Он был похож на человека, который после длительной и тяжкой
Узнав, как мне трудно и опасно жить, он предложил поселиться с ним и готовиться в сельские учителя. И вот я живу в странной, веселой трущобе – «Марусовке», вероятно, знакомой не одному поколению казанских студентов. Это был большой полуразрушенный дом на Рыбнорядской улице, как будто завоеванный у владельцев его голодными студентами, проститутками и какими-то призраками людей, изживших себя. Плетнев помещался в коридоре под лестницей на чердак, там стояла его койка, а в конце коридора у окна: стол, стул, и это – все. Три двери выходили в коридор, за двумя жили проститутки, за третьей – чахоточный математик из семинаристов, длинный, тощий, почти страшный человек, обросший жесткой рыжеватой шерстью, едва прикрытый грязным тряпьем; сквозь дыры тряпок жутко светилась синеватая кожа и ребра скелета.
Он питался, кажется, только собственными ногтями, объедая их до крови, день и ночь что-то чертил, вычислял и непрерывно кашлял глухо бухающими звуками. Проститутки боялись его, считая безумным, но, из жалости, подкладывали к его двери хлеб, чай и сахар, он поднимал с пола свертки и уносил к себе, всхрапывая, как усталая лошадь. Если же они забывали или не могли почему-либо принести ему свои дары, он, открывая дверь, хрипел в коридор:
– Хлеба!
В его глазах, провалившихся в темные ямы, сверкала гордость маниака, счастливого сознанием своего величия. Изредка к нему приходил маленький горбатый уродец, с вывернутой ногою, в сильных очках на распухшем носу, седоволосый, с хитрой улыбкой на желтом лице скопца. Они плотно прикрывали дверь и часами сидели молча, в странной тишине. Только однажды, поздно ночью, меня разбудил хриплый яростный крик математика:
– А я говорю – тюрьма! Геометрия – клетка, да! Мышеловка, да! Тюрьма!
Горбатый уродец визгливо хихикал, многократно повторял какое-то странное слово, а математик вдруг заревел:
– К черту! Вон!
Когда его гость выкатился в коридор, шипя, повизгивая, кутаясь в широкую разлетайку, – математик, стоя на пороге двери, длинный, страшный, запустив пальцы руки своей в спутанные волосы на голове, хрипел:
– Эвклид – дурак! Дур-рак… Я докажу, что Бог умнее грека!
И хлопнул дверью настолько сильно, что в его комнате что-то с грохотом упало.
Вскоре я узнал, что человек этот хочет – исходя от математики – доказать бытие Бога, но он умер раньше, чем успел сделать это.

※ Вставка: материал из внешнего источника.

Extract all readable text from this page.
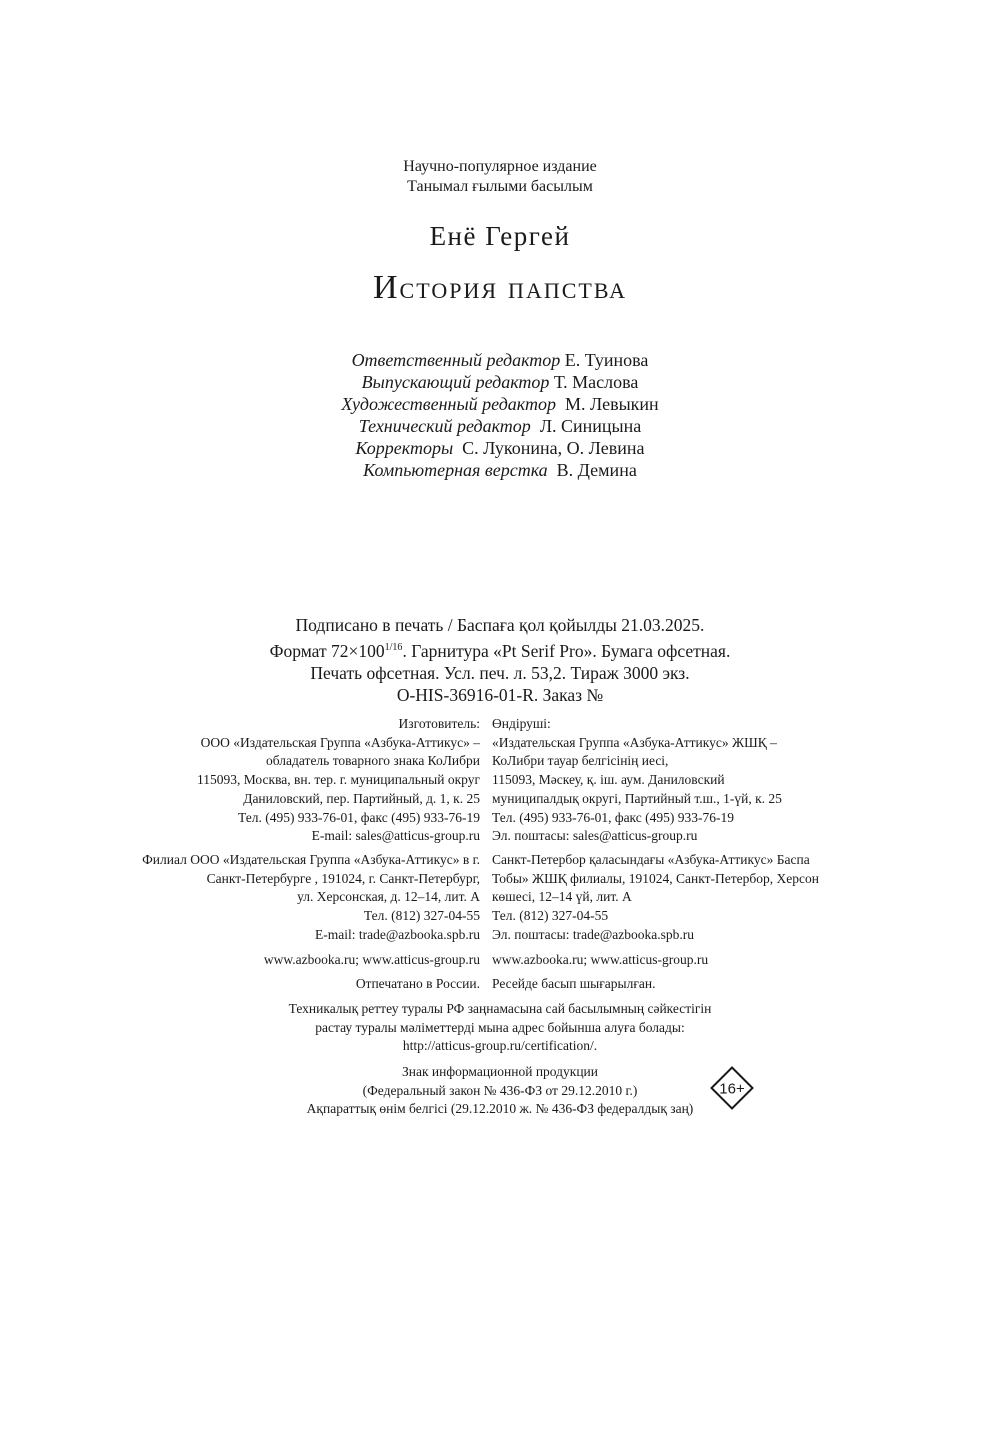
Научно-популярное издание
Танымал ғылыми басылым
Енё Гергей
История папства
Ответственный редактор Е. Туинова
Выпускающий редактор Т. Маслова
Художественный редактор М. Левыкин
Технический редактор Л. Синицына
Корректоры С. Луконина, О. Левина
Компьютерная верстка В. Демина
Подписано в печать / Баспаға қол қойылды 21.03.2025.
Формат $72\times 100^{1/16}$. Гарнитура «Pt Serif Pro». Бумага офсетная.
Печать офсетная. Усл. печ. л. 53,2. Тираж 3000 экз.
O-HIS-36916-01-R. Заказ №
Изготовитель:
ООО «Издательская Группа «Азбука-Аттикус» –
обладатель товарного знака КоЛибри
115093, Москва, вн. тер. г. муниципальный округ
Даниловский, пер. Партийный, д. 1, к. 25
Тел. (495) 933-76-01, факс (495) 933-76-19
E-mail: sales@atticus-group.ru
Өндіруші:
«Издательская Группа «Азбука-Аттикус» ЖШҚ –
КоЛибри тауар белгісінің иесі,
115093, Мәскеу, қ. іш. аум. Даниловский
муниципалдық округі, Партийный т.ш., 1-үй, к. 25
Тел. (495) 933-76-01, факс (495) 933-76-19
Эл. поштасы: sales@atticus-group.ru
Филиал ООО «Издательская Группа «Азбука-Аттикус» в г.
Санкт-Петербурге , 191024, г. Санкт-Петербург,
ул. Херсонская, д. 12–14, лит. А
Тел. (812) 327-04-55
E-mail: trade@azbooka.spb.ru
Санкт-Петербор қаласындағы «Азбука-Аттикус» Баспа
Тобы» ЖШҚ филиалы, 191024, Санкт-Петербор, Херсон
көшесі, 12–14 үй, лит. А
Тел. (812) 327-04-55
Эл. поштасы: trade@azbooka.spb.ru
www.azbooka.ru; www.atticus-group.ru www.azbooka.ru; www.atticus-group.ru
Отпечатано в России. Ресейде басып шығарылған.
Техникалық реттеу туралы РФ заңнамасына сай басылымның сәйкестігін
растау туралы мәліметтерді мына адрес бойынша алуға болады:
http://atticus-group.ru/certification/.
Знак информационной продукции
(Федеральный закон № 436-ФЗ от 29.12.2010 г.)
Ақпараттық өнім белгісі (29.12.2010 ж. № 436-ФЗ федералдық заң)
16+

Плетнев работал в типографии ночным корректором газеты, зарабатывая одиннадцать копеек в ночь, и, если я не успевал заработать, мы жили, потребляя в сутки четыре фунта хлеба, на две копейки чая и на три сахара. А у меня не хватало времени для работы, – нужно было учиться. Я преодолевал науки с величайшим трудом, особенно угнетала меня грамматика уродливо узкими, окостенелыми формами, я совершенно не умел втискивать в них живой и трудный, капризно гибкий русский язык. Но скоро, к удовольствию моему, оказалось, что я начал учиться «слишком рано» и что, даже сдав экзамены на сельского учителя, не получил бы места – по возрасту.
Плетнев и я спали на одной и той же койке, я – ночами, он – днем. Измятый бессонной ночью, с лицом еще более потемневшим и воспаленными глазами, он приходил рано утром, я тотчас бежал в трактир за кипятком, самовара у нас, конечно, не было. Потом, сидя у окна, мы пили чай с хлебом. Гурий рассказывал мне газетные новости, читал забавные стихи алкоголика-фельетониста Красное Домино и удивлял меня шутливым отношением к жизни, – мне казалось, что он относится к ней так же, как к толстомордой бабе Галкиной, торговке старыми дамскими нарядами и сводне.